The thing is that the report decides to focus almost solely on the arguments in favor of drug legalization or decriminalization, which makes it lose some credibility. Still, when you get people like Richard Branson, Kofi Annan, and Thorvald Stoltenberg involved you get a lot of people to notice and I’m guessing that was the point to some extent.
A little summary of the commission’s report – objectivity compromised
Opening up with a bold sentence claiming that “the global war on drugs has failed,” the report continues to show ways in which the criminalization of drugs has caused harm without producing much in the way of tangible results.

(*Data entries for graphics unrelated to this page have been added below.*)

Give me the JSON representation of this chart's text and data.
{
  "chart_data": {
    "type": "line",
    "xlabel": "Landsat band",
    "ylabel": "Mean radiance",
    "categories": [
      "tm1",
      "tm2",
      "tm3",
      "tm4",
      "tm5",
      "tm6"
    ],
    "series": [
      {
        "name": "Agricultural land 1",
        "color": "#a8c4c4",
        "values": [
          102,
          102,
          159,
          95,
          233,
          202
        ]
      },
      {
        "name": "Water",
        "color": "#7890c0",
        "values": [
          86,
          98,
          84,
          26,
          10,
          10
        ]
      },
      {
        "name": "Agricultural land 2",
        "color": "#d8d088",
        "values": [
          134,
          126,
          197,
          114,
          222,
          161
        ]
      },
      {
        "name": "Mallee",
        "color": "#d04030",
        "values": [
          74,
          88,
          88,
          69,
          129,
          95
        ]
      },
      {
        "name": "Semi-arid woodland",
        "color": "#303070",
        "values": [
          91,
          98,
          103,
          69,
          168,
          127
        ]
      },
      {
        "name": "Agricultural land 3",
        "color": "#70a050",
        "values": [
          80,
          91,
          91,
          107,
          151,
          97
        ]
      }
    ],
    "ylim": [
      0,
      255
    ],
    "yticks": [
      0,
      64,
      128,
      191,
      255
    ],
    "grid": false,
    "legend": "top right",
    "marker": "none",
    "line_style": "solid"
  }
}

I have written before about the horrible results of throwing non-violent drug offenders into prison en mass, but to say that there have been no results from the criminalization of drugs is to ignore the fact the some of the world’s most devastating public-health issues are the direct result of legal drug use. Alcohol use and tobacco smoking are the underlying causes for more deaths than anything else on earth including pollution, automobile accidents, or anything else people seem so afraid of. No, drinking alcohol moderately is not bad and might even be beneficial, but that’s exactly why trying to nail this argument down as landing on the “good” or “bad” side is too simplistic and makes the report seem like a propaganda piece rather than a balanced, thoughtful… report.
For example, when they show the difference in the number of users of different drugs between 1998 and 2008, the authors fail to mention that the U.S. population grew by 10% during that time, which would mean that marijuana use actually went down. This obviously hurts their argument at least to some extent. Numbers can be manipulated both ways and these guys surely did their part in that regard. When discussing drug dangerousness, the team forgot to include a recent article by Dr. Nutt that claims alcohol is world’s the most dangerous drug. I don’t particularly agree with that piece but it seemed an odd oversight in favor of an older citation. Based on the ranking they do present, the authors suggest that our current classification of drugs needs to be re-examined. This might certainly be true for some drugs (like ecstasy) more than others (like GHB which was outlawed in the U.S. because it was being frequently used in sexual assaults) and it seems strange that the authors don’t make any distinctions here. Again, the report’s ambiguity and lack of specifics in these areas left me wanting a little more.
So should we legalize, decriminalize, or do nothing?
I whole-heatedly agree with the authors’ principles of ending the stigmatization of those who abuse drugs and if you’ve read anything I’ve written, you know I support the notion that we should make every addiction treatment available to those who need help. This has to include harm reduction (like replacement medications, syringe exchanges, and more) and other methods that are not abstinence-based but I wouldn’t say that taking all criminal-justice measures off the table is necessary or even warranted. For example, Hawaii’s HOPE program, started in 2004 has been shown to be amazingly effective at reducing arrest and drug use while greatly increasing probation compliance by using frequent drug testing and brief incarceration periods.
I don’t have the final word on what the best final solution is when it comes to legalization or decriminalization, but I’m certainly open to talking about options and it seems to me that the authors of this report are open as well. For that, I commend the report’s authors, but I’d like for the discussion about it to try to be a little less black and white and a little more nuanced. The problem we’re dealing with certainly is.